Seriously, really, let’s stop kidding ourselves. Somebody has to sit down and have a talk with Jason Aaron. In the year of our Lord two thousand and eleven, Aaron managed to make Wolverine, one of the greatest characters in comic book history, boring. As if that wasn’t enough, Mr. Aaron has now decided to take his particular brand of hack and slash writing to The Incredible Hulk, a title that has been one of the most consistently well-written comics of the last fifteen years. In four issues, Jason Aaron has driven me to give up on the strongest there is.
As my esteemed editor Andy Hunsaker pointed out in the last review, "Hulk's the good guy and Banner's the monster. Get it? GET IT?" Do you get it? Aaron is so driven to establish his new era of The Incredible Hulk that he’s slowly dismantling all the genius work from former Hulk scribe Greg Pak. Pak’s entire vision centered an idea that you can’t separate the man from the monster; they are one in the same. Aaron has shooed that concept away with an idea that started strong but is quickly devolving into a hot mess.
In issue #4, Hulk has decided to join Amanda Von Doom and her Murder Squad (they sound a like a hip hop crew) who are bringing the fight to Banner’s door, or rather the shore of his Island Of Doctor Moreau style habitat. The good doctor has been Hulking out wild animals in an attempt to restore himself to his former glory. Two of the hulked out mutant animals stormed the real Hulk’s home, which has pissed the green goliath off.
The battle between Hulk and Banner is anticlimactic at best. Hulk beats up a lot of mutant animals, and then shows up in Banner’s laboratory to kill him. Meanwhile, Banner is in full, clichéd mad-scientist mode. He rambles, his eyes are open too wide and he constantly is making the “I’m crazzeeeee” face. Hulk and Banner get into each other’s faces but Banner has the plastic glove of power and punches Hulk across the Island, knocking him out. I’m not kidding when I say the plastic glove of power. It looks like Banner is going to give Hulk a proctology exam that lights up.
The underlying plot has something to do with a gamma bomb Banner constructed and a brain tumor he’s given himself. It’s interesting because Jason Aaron’s Incredible Hulk operates in much the same way his Schism series did. Characters act completely antithetically to how they have for the last few decades. There’s no rhyme or reason to it, they seem to act this way just to help Aaron’s story along. I’m sure Aaron has his reasons and that the big reveal coming in issue #5 will try to explain why the split happened, who is behind it and why it’s left Banner so nutty. I’m going to assume different parts of the psyche of man and monster mixed when they split, at least that might make some sense.
One of the choice things about Incredible Hulk #4 is it helped me pinpoint why I dislike Aaron’s writing so much. His plots usually start out strong and then completely fall apart, but that wasn’t the key. The backbone to my issue comes with Aaron’s dedication to writing clunky dialog. It isn’t inherently bad, it just doesn’t flow and there’s usually too much of it.
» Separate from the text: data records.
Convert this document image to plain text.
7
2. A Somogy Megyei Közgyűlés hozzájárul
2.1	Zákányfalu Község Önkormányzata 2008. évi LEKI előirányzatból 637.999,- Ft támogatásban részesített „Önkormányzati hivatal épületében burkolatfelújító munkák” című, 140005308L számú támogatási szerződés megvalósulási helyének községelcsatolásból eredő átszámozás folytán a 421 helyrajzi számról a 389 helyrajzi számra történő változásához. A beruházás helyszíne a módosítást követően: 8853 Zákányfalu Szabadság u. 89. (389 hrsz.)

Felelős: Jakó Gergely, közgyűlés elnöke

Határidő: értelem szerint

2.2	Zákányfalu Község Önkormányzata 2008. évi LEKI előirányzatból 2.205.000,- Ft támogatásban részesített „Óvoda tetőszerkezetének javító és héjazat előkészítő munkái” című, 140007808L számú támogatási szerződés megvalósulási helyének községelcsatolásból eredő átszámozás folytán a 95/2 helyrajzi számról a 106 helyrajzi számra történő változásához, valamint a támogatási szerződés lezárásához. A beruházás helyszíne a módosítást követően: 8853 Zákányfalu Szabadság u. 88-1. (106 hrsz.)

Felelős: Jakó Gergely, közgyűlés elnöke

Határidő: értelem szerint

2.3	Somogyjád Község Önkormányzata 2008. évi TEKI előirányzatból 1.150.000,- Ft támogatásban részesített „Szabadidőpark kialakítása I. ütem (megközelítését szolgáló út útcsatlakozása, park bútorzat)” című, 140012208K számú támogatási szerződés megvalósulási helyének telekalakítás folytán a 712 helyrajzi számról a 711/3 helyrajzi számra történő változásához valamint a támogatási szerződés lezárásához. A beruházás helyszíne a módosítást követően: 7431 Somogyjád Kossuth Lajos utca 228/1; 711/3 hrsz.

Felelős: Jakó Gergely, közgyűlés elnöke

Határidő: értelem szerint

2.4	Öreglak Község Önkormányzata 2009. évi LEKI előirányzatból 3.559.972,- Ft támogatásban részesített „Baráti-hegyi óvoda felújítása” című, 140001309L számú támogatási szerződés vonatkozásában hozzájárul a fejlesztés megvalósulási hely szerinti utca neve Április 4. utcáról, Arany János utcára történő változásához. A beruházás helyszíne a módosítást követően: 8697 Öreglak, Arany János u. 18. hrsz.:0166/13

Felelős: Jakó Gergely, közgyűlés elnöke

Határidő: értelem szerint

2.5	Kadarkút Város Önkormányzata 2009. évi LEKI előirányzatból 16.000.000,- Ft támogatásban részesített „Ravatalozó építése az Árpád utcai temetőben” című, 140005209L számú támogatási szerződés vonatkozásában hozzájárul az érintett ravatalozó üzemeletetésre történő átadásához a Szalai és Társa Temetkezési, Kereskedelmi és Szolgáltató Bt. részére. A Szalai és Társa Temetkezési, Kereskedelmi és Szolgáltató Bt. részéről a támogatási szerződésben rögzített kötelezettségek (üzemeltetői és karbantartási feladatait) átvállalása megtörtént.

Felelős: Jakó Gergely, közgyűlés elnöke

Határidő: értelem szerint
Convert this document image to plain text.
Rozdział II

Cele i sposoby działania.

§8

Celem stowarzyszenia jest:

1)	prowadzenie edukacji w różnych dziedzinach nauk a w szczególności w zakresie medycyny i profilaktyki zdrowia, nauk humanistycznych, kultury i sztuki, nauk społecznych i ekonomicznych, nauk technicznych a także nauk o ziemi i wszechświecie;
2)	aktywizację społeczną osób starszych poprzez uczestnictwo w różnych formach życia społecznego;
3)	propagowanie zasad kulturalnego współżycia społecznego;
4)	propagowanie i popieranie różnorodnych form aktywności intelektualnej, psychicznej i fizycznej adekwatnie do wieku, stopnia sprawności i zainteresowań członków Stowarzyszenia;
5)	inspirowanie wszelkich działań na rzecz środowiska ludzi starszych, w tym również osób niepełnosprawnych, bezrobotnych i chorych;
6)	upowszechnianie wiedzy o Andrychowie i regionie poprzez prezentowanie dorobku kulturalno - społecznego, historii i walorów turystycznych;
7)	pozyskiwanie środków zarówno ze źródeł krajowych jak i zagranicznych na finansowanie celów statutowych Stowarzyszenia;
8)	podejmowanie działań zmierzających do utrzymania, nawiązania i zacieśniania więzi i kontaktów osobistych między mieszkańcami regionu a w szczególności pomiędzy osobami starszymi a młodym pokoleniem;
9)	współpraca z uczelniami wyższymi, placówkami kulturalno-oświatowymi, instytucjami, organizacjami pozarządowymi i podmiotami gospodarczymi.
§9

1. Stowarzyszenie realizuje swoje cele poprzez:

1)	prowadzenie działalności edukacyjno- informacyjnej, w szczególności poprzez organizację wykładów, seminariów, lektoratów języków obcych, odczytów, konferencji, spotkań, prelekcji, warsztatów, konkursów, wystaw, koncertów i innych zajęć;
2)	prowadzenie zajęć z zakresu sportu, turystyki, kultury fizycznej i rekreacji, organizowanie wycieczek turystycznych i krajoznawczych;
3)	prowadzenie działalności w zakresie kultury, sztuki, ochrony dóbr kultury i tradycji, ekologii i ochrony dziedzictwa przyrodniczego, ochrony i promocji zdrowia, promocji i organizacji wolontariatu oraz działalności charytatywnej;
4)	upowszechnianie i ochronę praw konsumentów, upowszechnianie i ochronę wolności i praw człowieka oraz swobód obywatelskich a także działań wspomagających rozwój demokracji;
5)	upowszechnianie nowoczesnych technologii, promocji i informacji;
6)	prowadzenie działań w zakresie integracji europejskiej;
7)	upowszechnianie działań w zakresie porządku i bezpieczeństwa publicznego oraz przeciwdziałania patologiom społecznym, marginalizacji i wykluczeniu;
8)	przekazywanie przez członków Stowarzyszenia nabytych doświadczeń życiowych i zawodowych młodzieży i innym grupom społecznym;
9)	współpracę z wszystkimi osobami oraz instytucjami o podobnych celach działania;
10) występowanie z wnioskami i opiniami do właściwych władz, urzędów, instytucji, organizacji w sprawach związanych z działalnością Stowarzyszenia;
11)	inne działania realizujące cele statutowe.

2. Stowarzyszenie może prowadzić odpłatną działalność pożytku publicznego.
What could be written in two dialog bubbles takes Aaron a whole page. Don’t believe me? Check out the opening speech with Amanda Von Doom.
Art wise, Incredible Hulk #4 is Whilce Portacio trying to be Mark Silvestri and failing. I like Portacio’s work, but not here. It appears Silvestri’s recent medical issues have taken him off the book so Marvel would do better to find one artist with an original style as a opposed to a string of artists doing Mark Silvestri impressions.. I’ve been reading The Incredible Hulk consistently for two decades or more. Now, four issues into the reboot, I’m done with the series until Jason Aaron steps down.